Evaluation
Golden Dataset
What Is a Golden Dataset?
A golden dataset is a curated set of question-and-answer pairs that represents the queries your system should be able to answer correctly. It serves as the ground truth for evaluating retrieval quality — the benchmark against which Vedana’s responses are measured. You can use the golden dataset we prepared at: Grist
Or you can prepare a golden dataset of your own.
Each entry in the golden dataset contains a question as a user would ask it, and the expected correct answer. During evaluation, Vedana sends each question through the full retrieval pipeline and compares the result against the expected answer.
A well-constructed golden dataset should:
- Cover the main question types your users will ask
- Include both structured questions (specific values, dates, names) and open-ended questions (explanations, summaries, policies)
- Reflect real or realistic phrasing, not idealized input
- Include edge cases and questions that are likely to stress retrieval boundaries
The golden dataset is not a test of the language model’s general ability. It is a test of whether the graph is correctly structured, whether the right data was ingested, and whether the retrieval tools are selecting the right information.
How to Start a Test
1. Prepare the golden dataset
Create a table with two columns: question and expected_answer. Each row is one evaluation pair.
Example:
| question | expected_answer |
|---|---|
| Who likes Quokkas? | Geneva Durben |
| What are Geneva Durben’s interests? | Quokkas, Slide Rules, Mosaic, Eating Disorders, Tantric, Marrakesh |
| Which people are interested in Joshua Trees? | Flo Zaugg, Nathen Saadia |
Keep expected answers concise and factual. For structured questions the answer should match the exact value stored in the graph. For document-based questions the answer should capture the key information a correct response would contain.
2. Upload the golden dataset to Grist
Upload your golden dataset table to Grist during the initial setup step (see step 5 of the Quickstart).
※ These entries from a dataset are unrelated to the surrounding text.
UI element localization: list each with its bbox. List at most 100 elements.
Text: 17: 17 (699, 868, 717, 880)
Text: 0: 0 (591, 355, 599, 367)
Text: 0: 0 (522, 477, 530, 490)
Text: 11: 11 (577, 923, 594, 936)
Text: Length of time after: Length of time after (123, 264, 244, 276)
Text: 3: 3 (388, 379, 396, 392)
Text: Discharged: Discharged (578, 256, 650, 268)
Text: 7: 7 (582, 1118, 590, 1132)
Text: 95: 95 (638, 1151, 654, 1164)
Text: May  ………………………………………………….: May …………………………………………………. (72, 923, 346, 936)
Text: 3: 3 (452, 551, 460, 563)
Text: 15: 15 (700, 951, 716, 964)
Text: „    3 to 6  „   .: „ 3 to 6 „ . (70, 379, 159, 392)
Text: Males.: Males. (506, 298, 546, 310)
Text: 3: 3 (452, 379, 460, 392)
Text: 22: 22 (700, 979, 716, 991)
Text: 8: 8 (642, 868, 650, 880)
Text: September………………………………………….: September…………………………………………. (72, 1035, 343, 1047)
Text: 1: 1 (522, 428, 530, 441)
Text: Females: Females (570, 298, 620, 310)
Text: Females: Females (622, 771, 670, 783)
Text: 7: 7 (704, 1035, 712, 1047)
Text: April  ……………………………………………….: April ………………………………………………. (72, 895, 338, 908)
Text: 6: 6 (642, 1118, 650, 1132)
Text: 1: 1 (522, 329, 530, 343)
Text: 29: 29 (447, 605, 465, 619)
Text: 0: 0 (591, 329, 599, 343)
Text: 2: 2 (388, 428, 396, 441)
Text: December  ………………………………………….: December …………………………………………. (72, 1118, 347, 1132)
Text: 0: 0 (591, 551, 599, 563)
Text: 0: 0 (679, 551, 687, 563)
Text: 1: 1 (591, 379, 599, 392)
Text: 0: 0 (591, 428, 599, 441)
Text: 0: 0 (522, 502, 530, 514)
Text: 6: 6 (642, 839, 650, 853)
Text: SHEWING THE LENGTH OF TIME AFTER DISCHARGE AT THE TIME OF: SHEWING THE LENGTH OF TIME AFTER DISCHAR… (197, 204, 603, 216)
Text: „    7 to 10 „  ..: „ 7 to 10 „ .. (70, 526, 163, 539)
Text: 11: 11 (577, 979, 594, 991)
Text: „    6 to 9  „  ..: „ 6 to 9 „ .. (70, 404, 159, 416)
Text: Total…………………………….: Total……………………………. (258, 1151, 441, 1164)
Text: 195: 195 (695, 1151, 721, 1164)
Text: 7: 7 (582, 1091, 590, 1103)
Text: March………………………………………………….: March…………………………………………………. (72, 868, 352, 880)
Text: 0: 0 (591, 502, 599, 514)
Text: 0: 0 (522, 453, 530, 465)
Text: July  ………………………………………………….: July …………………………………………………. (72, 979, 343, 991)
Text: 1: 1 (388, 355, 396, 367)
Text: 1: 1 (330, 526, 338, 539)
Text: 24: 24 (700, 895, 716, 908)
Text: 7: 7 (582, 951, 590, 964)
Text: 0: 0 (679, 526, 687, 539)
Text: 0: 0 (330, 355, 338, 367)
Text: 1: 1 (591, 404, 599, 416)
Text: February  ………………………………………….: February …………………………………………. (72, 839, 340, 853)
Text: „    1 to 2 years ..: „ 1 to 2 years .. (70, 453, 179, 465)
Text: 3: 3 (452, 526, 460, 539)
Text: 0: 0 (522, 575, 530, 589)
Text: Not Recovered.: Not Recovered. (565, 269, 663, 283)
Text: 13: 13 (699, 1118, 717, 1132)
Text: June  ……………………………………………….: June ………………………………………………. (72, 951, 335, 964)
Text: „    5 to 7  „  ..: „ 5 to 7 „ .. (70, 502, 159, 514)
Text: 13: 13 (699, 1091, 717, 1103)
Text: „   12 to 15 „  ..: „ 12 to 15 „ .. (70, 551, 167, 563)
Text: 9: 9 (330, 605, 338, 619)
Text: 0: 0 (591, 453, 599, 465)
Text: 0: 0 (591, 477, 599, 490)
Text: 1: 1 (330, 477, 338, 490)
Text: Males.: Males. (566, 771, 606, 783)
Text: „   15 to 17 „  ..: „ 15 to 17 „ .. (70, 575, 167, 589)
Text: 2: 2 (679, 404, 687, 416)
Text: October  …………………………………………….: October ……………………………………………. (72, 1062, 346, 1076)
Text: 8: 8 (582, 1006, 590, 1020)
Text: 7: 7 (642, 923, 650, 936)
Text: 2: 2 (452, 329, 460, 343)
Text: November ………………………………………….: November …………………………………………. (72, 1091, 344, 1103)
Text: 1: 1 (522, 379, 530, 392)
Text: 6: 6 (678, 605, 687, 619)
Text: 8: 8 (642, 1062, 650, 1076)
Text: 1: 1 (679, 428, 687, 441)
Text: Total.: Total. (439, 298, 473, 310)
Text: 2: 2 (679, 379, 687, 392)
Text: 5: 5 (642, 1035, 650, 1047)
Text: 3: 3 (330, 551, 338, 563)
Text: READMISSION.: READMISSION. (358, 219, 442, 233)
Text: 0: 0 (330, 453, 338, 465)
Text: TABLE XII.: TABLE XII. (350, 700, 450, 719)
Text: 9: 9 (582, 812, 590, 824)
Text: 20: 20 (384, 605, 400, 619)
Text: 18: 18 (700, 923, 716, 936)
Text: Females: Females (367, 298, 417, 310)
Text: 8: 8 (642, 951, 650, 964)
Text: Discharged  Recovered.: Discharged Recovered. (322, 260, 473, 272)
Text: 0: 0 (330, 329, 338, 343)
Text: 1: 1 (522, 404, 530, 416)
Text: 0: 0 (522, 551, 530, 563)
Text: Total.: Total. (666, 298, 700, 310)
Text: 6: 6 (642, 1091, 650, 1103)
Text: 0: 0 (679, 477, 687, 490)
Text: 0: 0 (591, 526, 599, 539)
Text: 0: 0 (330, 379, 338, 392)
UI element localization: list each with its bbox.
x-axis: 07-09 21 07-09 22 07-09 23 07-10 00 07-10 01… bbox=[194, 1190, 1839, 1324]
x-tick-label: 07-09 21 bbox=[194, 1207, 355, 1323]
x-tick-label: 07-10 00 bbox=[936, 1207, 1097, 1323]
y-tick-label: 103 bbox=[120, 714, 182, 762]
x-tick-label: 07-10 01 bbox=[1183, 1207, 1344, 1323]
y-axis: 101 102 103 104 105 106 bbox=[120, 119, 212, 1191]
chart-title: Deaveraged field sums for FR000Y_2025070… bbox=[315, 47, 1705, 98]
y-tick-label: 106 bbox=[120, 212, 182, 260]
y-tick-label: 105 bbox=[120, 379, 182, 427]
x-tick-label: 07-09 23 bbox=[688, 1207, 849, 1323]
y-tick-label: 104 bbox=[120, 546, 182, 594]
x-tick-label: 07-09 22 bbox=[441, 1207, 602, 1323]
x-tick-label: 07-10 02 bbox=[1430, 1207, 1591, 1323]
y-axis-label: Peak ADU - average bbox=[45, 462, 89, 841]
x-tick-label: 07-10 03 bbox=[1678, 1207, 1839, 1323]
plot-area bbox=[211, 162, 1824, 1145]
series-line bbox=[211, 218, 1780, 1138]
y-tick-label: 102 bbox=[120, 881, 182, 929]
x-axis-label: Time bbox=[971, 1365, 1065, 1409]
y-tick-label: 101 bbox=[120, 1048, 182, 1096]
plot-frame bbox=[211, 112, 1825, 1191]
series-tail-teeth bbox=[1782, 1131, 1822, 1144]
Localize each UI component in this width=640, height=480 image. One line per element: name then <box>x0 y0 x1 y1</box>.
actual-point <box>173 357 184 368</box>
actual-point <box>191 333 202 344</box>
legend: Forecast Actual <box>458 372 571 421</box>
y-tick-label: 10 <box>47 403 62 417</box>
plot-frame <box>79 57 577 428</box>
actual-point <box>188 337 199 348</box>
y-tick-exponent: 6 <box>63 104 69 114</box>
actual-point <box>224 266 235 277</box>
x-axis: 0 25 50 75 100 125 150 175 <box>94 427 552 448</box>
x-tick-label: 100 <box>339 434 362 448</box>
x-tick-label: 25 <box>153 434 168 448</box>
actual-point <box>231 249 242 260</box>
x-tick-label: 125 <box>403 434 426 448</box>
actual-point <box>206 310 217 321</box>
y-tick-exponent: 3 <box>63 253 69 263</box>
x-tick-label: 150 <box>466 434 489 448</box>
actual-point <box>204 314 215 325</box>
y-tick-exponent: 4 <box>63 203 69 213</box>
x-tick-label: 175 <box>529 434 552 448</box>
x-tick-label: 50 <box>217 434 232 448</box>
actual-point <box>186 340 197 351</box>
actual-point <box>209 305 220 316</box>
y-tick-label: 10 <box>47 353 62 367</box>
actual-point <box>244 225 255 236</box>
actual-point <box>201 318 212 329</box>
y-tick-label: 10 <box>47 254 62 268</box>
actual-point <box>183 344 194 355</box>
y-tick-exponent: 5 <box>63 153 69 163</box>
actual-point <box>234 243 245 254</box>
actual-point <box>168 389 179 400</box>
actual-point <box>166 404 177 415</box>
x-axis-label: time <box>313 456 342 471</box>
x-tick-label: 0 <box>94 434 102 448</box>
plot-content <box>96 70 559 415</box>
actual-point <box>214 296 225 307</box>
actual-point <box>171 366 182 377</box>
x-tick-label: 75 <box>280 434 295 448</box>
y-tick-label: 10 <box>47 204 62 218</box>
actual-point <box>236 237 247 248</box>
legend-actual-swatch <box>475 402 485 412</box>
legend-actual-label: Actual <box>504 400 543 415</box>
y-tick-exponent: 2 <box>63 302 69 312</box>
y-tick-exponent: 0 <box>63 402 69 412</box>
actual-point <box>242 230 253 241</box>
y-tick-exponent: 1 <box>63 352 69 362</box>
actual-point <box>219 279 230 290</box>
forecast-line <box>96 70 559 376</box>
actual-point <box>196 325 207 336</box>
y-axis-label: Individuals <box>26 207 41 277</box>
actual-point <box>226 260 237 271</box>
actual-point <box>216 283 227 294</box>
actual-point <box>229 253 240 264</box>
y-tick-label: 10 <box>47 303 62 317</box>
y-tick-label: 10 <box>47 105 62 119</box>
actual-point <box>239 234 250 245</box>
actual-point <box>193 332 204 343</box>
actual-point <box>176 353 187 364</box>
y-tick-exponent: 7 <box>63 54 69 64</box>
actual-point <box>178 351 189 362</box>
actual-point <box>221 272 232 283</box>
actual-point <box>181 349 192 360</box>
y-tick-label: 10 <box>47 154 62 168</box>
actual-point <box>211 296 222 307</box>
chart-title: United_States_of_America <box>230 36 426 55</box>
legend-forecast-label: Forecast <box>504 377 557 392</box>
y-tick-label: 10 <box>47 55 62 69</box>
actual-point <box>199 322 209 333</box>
It should be added as its own table, separate from your domain data and data model.
3. Run ETL
The golden dataset is loaded into the evaluation pipeline during ETL.
- Navigate to the ETL section > main tab, and run the pipeline by clicking ‘Run Selected’.
- Ensure ETL has completed successfully before running a test, including data model load, data load, and embedding generation.
4. Trigger an evaluation run
Open the Backoffice at http://localhost:8000, navigate to the ETL section, and trigger a metrics run. Open eval tab in ETL section and start evaluation pipeline by clicking ‘Run Selected’. The pipeline will iterate over each question in the golden dataset, send it to the chat endpoint, and record the response alongside the expected answer.
How to Evaluate Metrics
Once ETL is complete and the chat endpoint is responding, run the evaluation pipeline from the Backoffice. Navigate to the Evaluation (Eval) section and trigger a metrics run:
- In Golden QA Dataset window select questions.
- Check Judge Configuration and Pipeline Configuration.
- Refresh Data Model.
- Start metrics run by clicking ‘Run Selected’.
The pipeline will:
- Iterate over each question in the golden dataset
- Send it to the chat endpoint
- Compare the response against the expected answer
- Compute retrieval metrics
Hit Rate
The primary metric is Hit Rate — the proportion of questions for which the correct answer was retrieved. It is expressed as a value between 0 and 1, where 1.0 means every question returned the correct answer.
A hit rate above 0.8 is generally considered a good baseline for a well-modeled domain. Below 0.6 indicates systematic retrieval problems that need to be addressed before the system is production-ready.
Per-question breakdown
In addition to the aggregate score, the evaluation output includes a per-question breakdown showing which questions passed, which failed, and what the system returned. Use this to identify patterns in failures rather than treating hit rate as a single number to optimize.
Common failure patterns and what they indicate:
| Pattern | Likely cause |
|---|---|
| Structured questions failing (names, dates, values) | Anchor or attribute missing from data model, or ETL did not complete |
| Document questions failing | Poor chunking, missing embeddings, or wrong playbook tool selection |
| A whole category of questions failing | Playbook routing the wrong intent to the wrong tool |
| Inconsistent results across similar questions | Embed threshold too low or too high for semantic search fields |
Iterating on results
Evaluation is most useful as an iteration loop, not a one-time check. After identifying failure patterns:
- Adjust the data model, playbook, or chunking configuration in Grist
- Re-run ETL
- Re-run the evaluation
- Compare hit rate before and after
Each iteration should be targeted — change one thing at a time so the effect of each adjustment is measurable. Adding questions to the golden dataset over time, particularly questions derived from real user queries, will make the benchmark progressively more representative of production behavior.